Visiting the Museum
The visitors' experience begins in Hangar 37, a 42,000 square foot former seaplane hangar that survived the December 7, 1941 attack. Transportation to Ford Island is via shuttle buses. After arrival in Pacific Aviation Museums' lobby, guests enter a 200-seat theater where they view a 12 minute movie covering the surprise attack on Pearl Harbor, including historic footage.
Leaving the theater visitors enter a corridor that sets the stage with sound effects and photos of what life was like in the Islands before 1941. Upon entering the exhibit area of 25,000 square feet, visitors first see an authentic Japanese Zero in a diorama setting on the deck of the Japanese carrier Hiryu at dawn on December 7th. Also in the hangar is a light civilian plane that was airborne and shot during the Oahu attack, together with a P-40 fighter of the type airborne from Wheeler and Haleiwa Field on the fateful day. Visitors will then be enthralled with an exhibit relating a story, both before and after, of one of the Japanese Zeros that crash landed on the island of Niʻihau.

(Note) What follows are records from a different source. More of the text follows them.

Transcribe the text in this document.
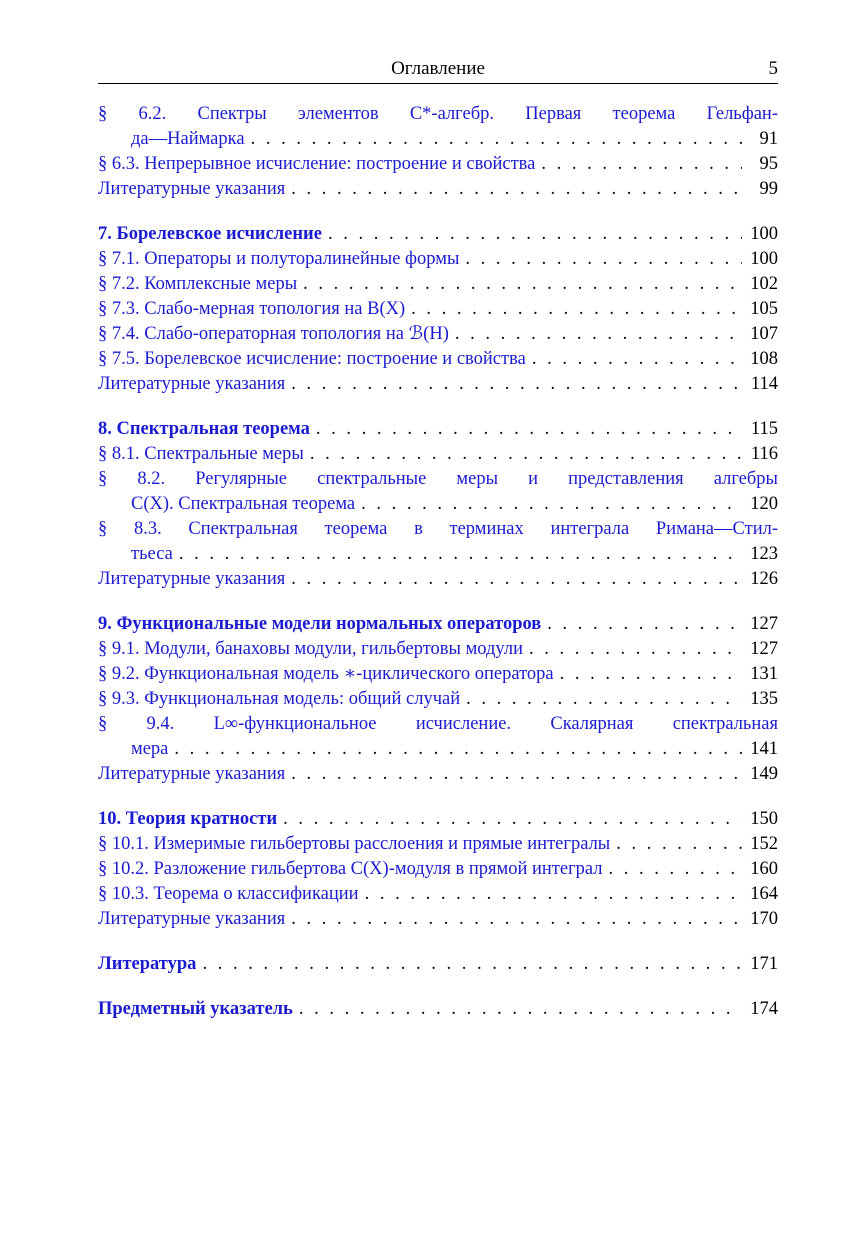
Оглавление	5
§ 6.2. Спектры элементов C*-алгебр. Первая теорема Гельфан-
да—Наймарка . . .	91
§ 6.3. Непрерывное исчисление: построение и свойства . . .	95
Литературные указания . . .	99
7. Борелевское исчисление . . .	100
§ 7.1. Операторы и полуторалинейные формы . . .	100
§ 7.2. Комплексные меры . . .	102
§ 7.3. Слабо-мерная топология на B(X) . . .	105
§ 7.4. Слабо-операторная топология на ℬ(H) . . .	107
§ 7.5. Борелевское исчисление: построение и свойства . . .	108
Литературные указания . . .	114
8. Спектральная теорема . . .	115
§ 8.1. Спектральные меры . . .	116
§ 8.2. Регулярные спектральные меры и представления алгебры
C(X). Спектральная теорема . . .	120
§ 8.3. Спектральная теорема в терминах интеграла Римана—Стил-
тьеса . . .	123
Литературные указания . . .	126
9. Функциональные модели нормальных операторов . . .	127
§ 9.1. Модули, банаховы модули, гильбертовы модули . . .	127
§ 9.2. Функциональная модель ∗-циклического оператора . . .	131
§ 9.3. Функциональная модель: общий случай . . .	135
§ 9.4. L∞-функциональное исчисление. Скалярная спектральная
мера . . .	141
Литературные указания . . .	149
10. Теория кратности . . .	150
§ 10.1. Измеримые гильбертовы расслоения и прямые интегралы . . .	152
§ 10.2. Разложение гильбертова C(X)-модуля в прямой интеграл . . .	160
§ 10.3. Теорема о классификации . . .	164
Литературные указания . . .	170
Литература . . .	171
Предметный указатель . . .	174
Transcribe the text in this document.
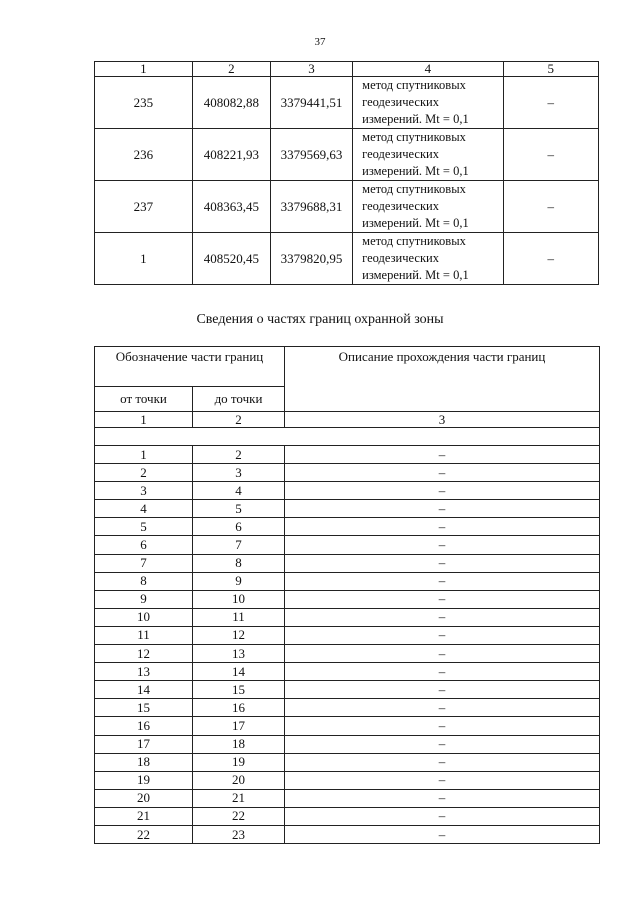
37
1	2	3	4	5
235	408082,88	3379441,51	метод спутниковых
геодезических
измерений. Mt = 0,1	–
236	408221,93	3379569,63	метод спутниковых
геодезических
измерений. Mt = 0,1	–
237	408363,45	3379688,31	метод спутниковых
геодезических
измерений. Mt = 0,1	–
1	408520,45	3379820,95	метод спутниковых
геодезических
измерений. Mt = 0,1	–
Сведения о частях границ охранной зоны
Обозначение части границ		Описание прохождения части границ
от точки	до точки	
1	2	3

1	2	–
2	3	–
3	4	–
4	5	–
5	6	–
6	7	–
7	8	–
8	9	–
9	10	–
10	11	–
11	12	–
12	13	–
13	14	–
14	15	–
15	16	–
16	17	–
17	18	–
18	19	–
19	20	–
20	21	–
21	22	–
22	23	–
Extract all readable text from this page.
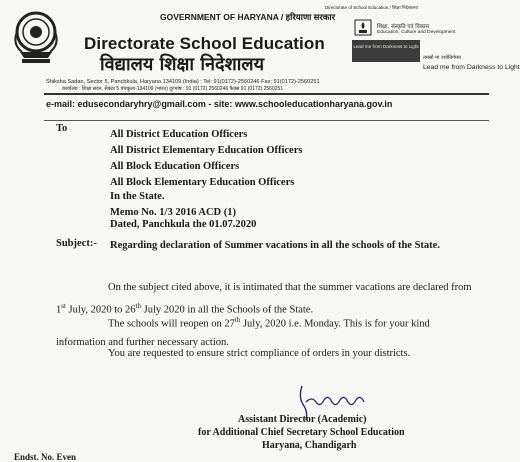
Directorate of School Education / शिक्षा निदेशालय
GOVERNMENT OF HARYANA / हरियाणा सरकार
Directorate School Education
विद्यालय शिक्षा निदेशालय
Shiksha Sadan, Sector 5, Panchkula, Haryana 134109 (India) : Tel: 91(0172)-2560246 Fax: 91(0172)-2560251
कार्यालय : शिक्षा सदन, सेक्टर 5 पंचकूला-134109 (भारत) दूरभाष : 91 (0172) 2560246 फैक्स 91 (0172) 2560251
शिक्षा, संस्कृति एवं विकास
Education, Culture and Development
Lead me from Darkness to Light
तमसो मा ज्योतिर्गमय
Lead me from Darkness to Light
e-mail: edusecondaryhry@gmail.com - site: www.schooleducationharyana.gov.in
To
All District Education Officers
All District Elementary Education Officers
All Block Education Officers
All Block Elementary Education Officers
In the State.
Memo No. 1/3 2016 ACD (1)
Dated, Panchkula the 01.07.2020
Subject:- Regarding declaration of Summer vacations in all the schools of the State.
On the subject cited above, it is intimated that the summer vacations are declared from 1st July, 2020 to 26th July 2020 in all the Schools of the State.
The schools will reopen on 27th July, 2020 i.e. Monday. This is for your kind information and further necessary action.
You are requested to ensure strict compliance of orders in your districts.
Assistant Director (Academic)
for Additional Chief Secretary School Education
Haryana, Chandigarh
Endst. No. Even
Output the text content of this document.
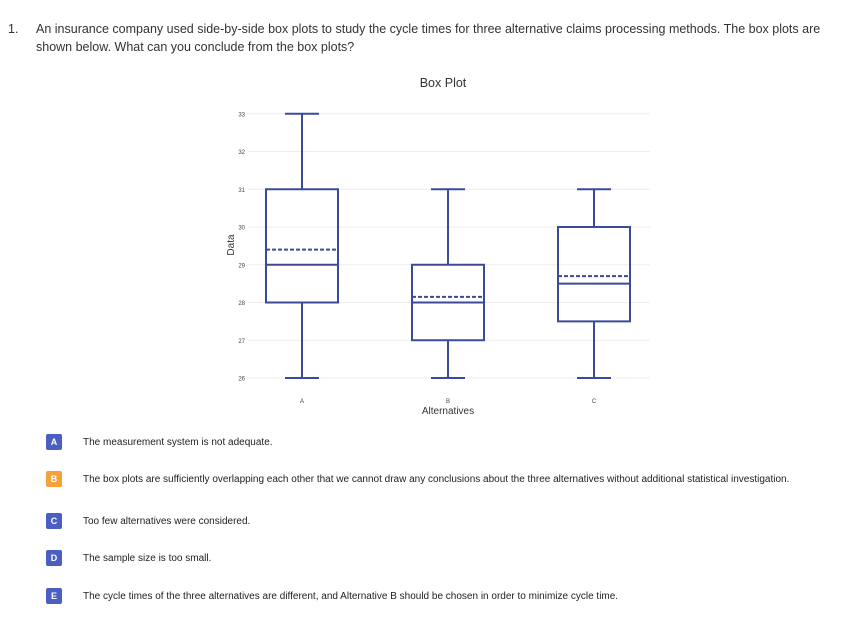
1. An insurance company used side-by-side box plots to study the cycle times for three alternative claims processing methods. The box plots are shown below. What can you conclude from the box plots?
Box Plot
26
27
28
29
30
31
32
33
A	B	C
Data
Alternatives
A	The measurement system is not adequate.
B	The box plots are sufficiently overlapping each other that we cannot draw any conclusions about the three alternatives without additional statistical investigation.
C	Too few alternatives were considered.
D	The sample size is too small.
E	The cycle times of the three alternatives are different, and Alternative B should be chosen in order to minimize cycle time.
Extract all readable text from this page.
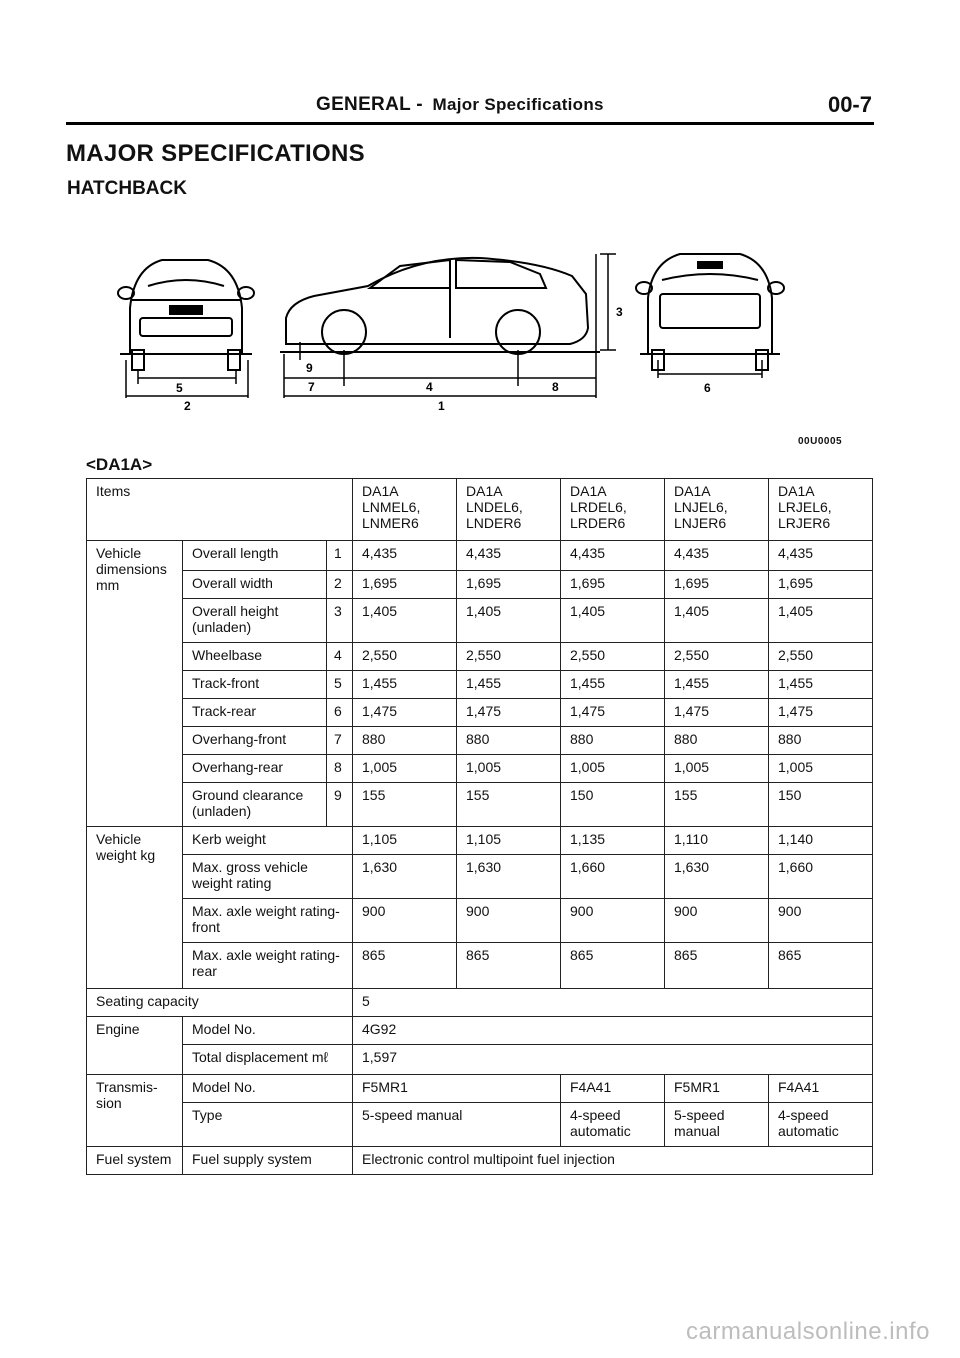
GENERAL - Major Specifications	00-7
MAJOR SPECIFICATIONS
HATCHBACK
5
2
9
7	4	8
1
3
6
00U0005
<DA1A>
Items			DA1A LNMEL6, LNMER6	DA1A LNDEL6, LNDER6	DA1A LRDEL6, LRDER6	DA1A LNJEL6, LNJER6	DA1A LRJEL6, LRJER6
Vehicle dimensions mm	Overall length	1	4,435	4,435	4,435	4,435	4,435
	Overall width	2	1,695	1,695	1,695	1,695	1,695
	Overall height (unladen)	3	1,405	1,405	1,405	1,405	1,405
	Wheelbase	4	2,550	2,550	2,550	2,550	2,550
	Track-front	5	1,455	1,455	1,455	1,455	1,455
	Track-rear	6	1,475	1,475	1,475	1,475	1,475
	Overhang-front	7	880	880	880	880	880
	Overhang-rear	8	1,005	1,005	1,005	1,005	1,005
	Ground clearance (unladen)	9	155	155	150	155	150
Vehicle weight kg	Kerb weight		1,105	1,105	1,135	1,110	1,140
	Max. gross vehicle weight rating		1,630	1,630	1,660	1,630	1,660
	Max. axle weight rating-front		900	900	900	900	900
	Max. axle weight rating-rear		865	865	865	865	865
Seating capacity			5				
Engine	Model No.		4G92				
	Total displacement mℓ		1,597				
Transmis- sion	Model No.		F5MR1		F4A41	F5MR1	F4A41
	Type		5-speed manual		4-speed automatic	5-speed manual	4-speed automatic
Fuel system	Fuel supply system		Electronic control multipoint fuel injection				
carmanualsonline.info
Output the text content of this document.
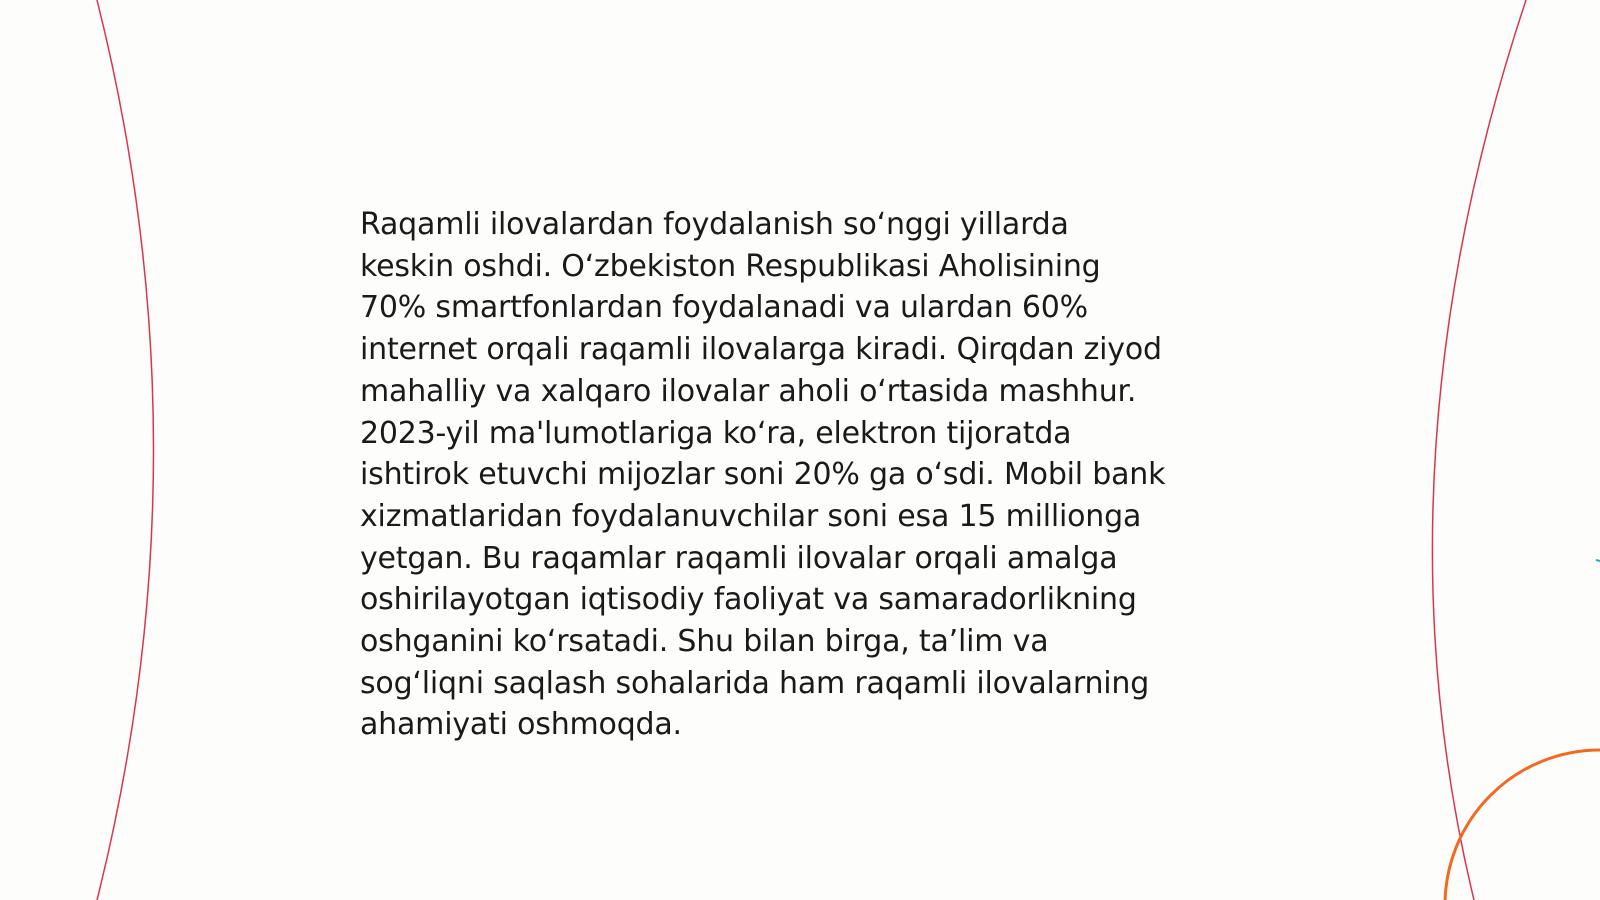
Raqamli ilovalardan foydalanish so‘nggi yillarda
keskin oshdi. O‘zbekiston Respublikasi Aholisining
70% smartfonlardan foydalanadi va ulardan 60%
internet orqali raqamli ilovalarga kiradi. Qirqdan ziyod
mahalliy va xalqaro ilovalar aholi o‘rtasida mashhur.
2023-yil ma'lumotlariga ko‘ra, elektron tijoratda
ishtirok etuvchi mijozlar soni 20% ga o‘sdi. Mobil bank
xizmatlaridan foydalanuvchilar soni esa 15 millionga
yetgan. Bu raqamlar raqamli ilovalar orqali amalga
oshirilayotgan iqtisodiy faoliyat va samaradorlikning
oshganini ko‘rsatadi. Shu bilan birga, ta’lim va
sog‘liqni saqlash sohalarida ham raqamli ilovalarning
ahamiyati oshmoqda.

The year 1942 was one of “desperate courage.” Exhibits include an actual B-25B Mitchell similar to one used in the Doolittle Raid on Japan in April,1942. An SBD Dauntless dive bomber is the centerpiece in our retelling of the Battle of Midway. An authentic F4F Wildcat is featured in the Guadalcanal diorama as the story of the “Cactus Air Force” is told. Finally, the story of America's mobilization for war – manufacturing airplanes and training pilots in particular – is told using the actual Stearman N2S-3 in which former President George H.W. Bush soloed.
Hangar 79 is an 80,000 square foot seaplane hangar. At each end, the hangar doors’ blue glass windows are still riddled with bullet holes left by the Japanese attack. During the war it was a maintenance and engine repair facility, filled with fighters, bombers and patrol aircraft that were based in Pearl Harbor or en route to the front lines. Today, it holds many of our modern jets and historic helicopters.
Featured is the MiG Alley Korean War Exhibit. Showcasing the Museum’s MiG-15 and F-86 Sabre aircraft which flew during the Korean War, the exhibit features a life-sized diorama that depicts “MiG Alley,” the name given by U.S. Air Force pilots to the northwestern portion of North Korea. The Museum’s F-86 Sabre, which has been restored for the exhibit, and the Museum’s Soviet-designed MiG-15 were the aircraft used throughout most of the Korean conflict.
Combat Flight Simulators, Laniākea Cafe and Museum Store
Visitors then have the opportunity to become a WWII pilot in one of the Museum's interactive Combat Flight Simulators. Fly planes off a runway take off and land on an aircraft carrier and dog fight with the enemy. Enjoy a delicious meal in the Museum's restaurant, the Laniākea Cafe. The Museum Store features “everything to do with aviation” and Pearl Harbor.